One way I know requires the assumption that the function is nice enough, i.e., analytic on the interval that you have some values available. Then you can write the Taylor series expansion of that function around the point you are trying to approximate the derivative. Evaluate these expressions at given points, then try to find a linear combination that gives the best approximation of the first derivative.

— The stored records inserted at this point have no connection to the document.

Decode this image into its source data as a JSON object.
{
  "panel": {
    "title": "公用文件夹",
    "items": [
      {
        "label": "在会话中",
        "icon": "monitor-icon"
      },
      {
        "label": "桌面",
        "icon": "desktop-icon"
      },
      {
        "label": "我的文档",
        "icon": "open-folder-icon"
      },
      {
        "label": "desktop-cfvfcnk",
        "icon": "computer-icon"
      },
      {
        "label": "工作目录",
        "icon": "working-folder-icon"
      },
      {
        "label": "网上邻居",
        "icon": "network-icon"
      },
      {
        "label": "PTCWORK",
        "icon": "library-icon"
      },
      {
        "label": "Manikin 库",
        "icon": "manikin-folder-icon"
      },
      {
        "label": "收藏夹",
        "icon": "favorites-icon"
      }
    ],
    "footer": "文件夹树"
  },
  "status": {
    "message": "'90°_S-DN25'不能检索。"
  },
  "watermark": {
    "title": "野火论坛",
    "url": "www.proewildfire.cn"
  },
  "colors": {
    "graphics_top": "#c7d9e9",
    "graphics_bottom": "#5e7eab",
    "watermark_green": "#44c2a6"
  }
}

More generally, let's assume we have values at points $x_1 < \ldots < x_n$ which are not very far from each other, and we want to approximate $f^{(k)}(x_0)$ where $x_0$ is inside the interval $(x_1, x_n)$. The Taylor expansion of $f$ around $x_0$ is
$f(x) = \sum_{i=0}^\infty f^{(i)}(x_0) \frac{(x - x_0)^i}{i!}.$
Evaluate at $x_1, \ldots, x_n$ to get $n$ equations:
$f(x_k) = \sum_{i=0}^\infty f^{(i)}(x_0)\frac{(x_k - x_0)^i}{i!}, \quad k = 1, 2, \ldots, n.$
Suppose $h = \max_k\left|x_k - x_0\right|$ (or we can use the rougher estimate $h = x_n - x_1$). The above equation can be written as
$f(x_k) = \sum_{i=0}^{n - 1} f^{(i)}(x_0)\frac{(x_k - x_0)^i}{i!} + O(h^n), \quad k = 1, 2, \ldots, n.$
Ignoring the $O(h^n)$, we get a system of linear equations:
$f(x_k) = \sum_{i=0}^{n - 1} \hat f^{(i)}(x_0)\frac{(x_k - x_0)^i}{i!}, \quad k = 1, 2, \ldots, n$
where $\hat f$ is an approximation of $f$. You can write this as a matrix-vector equation
$ \begin{pmatrix} 1 & \frac{x_1 - x_0}{1!} & \frac{(x_1 - x_0)^2}{2!} & \ldots & \frac{(x_1 - x_0)^{n-1}}{(n-1)!} \\ 1 & \frac{x_2 - x_0}{1!} & \frac{(x_2 - x_0)^2}{2!} & \ldots & \frac{(x_2 - x_0)^{n-1}}{(n-1)!} \\ \vdots & \vdots & \vdots & \ddots & \vdots \\ 1 & \frac{x_n - x_0}{1!} & \frac{(x_n - x_0)^2}{2!} & \ldots & \frac{(x_n - x_0)^{n-1}}{(n-1)!} \\ \end{pmatrix} \begin{pmatrix} \hat f(x_0) \\ \hat f'(x_0) \\ \vdots \\ \hat f^{(n-1)}(x_0) \end{pmatrix} = \begin{pmatrix} f(x_1) \\ f(x_2) \\ \vdots \\ f(x_n) \end{pmatrix}. $
Inverting the matrix on the left gives you formulas for approximating $f^{(k)}$ that are at least order $n - k$ accurate.
I think $\hat f$ is actually the Lagrange polynomial that passes through all the given points if you impose $\hat f^{(k)} = 0$ for $k \ge n$. However, the matrix-vector equation is much easier to use (at least in my opinion).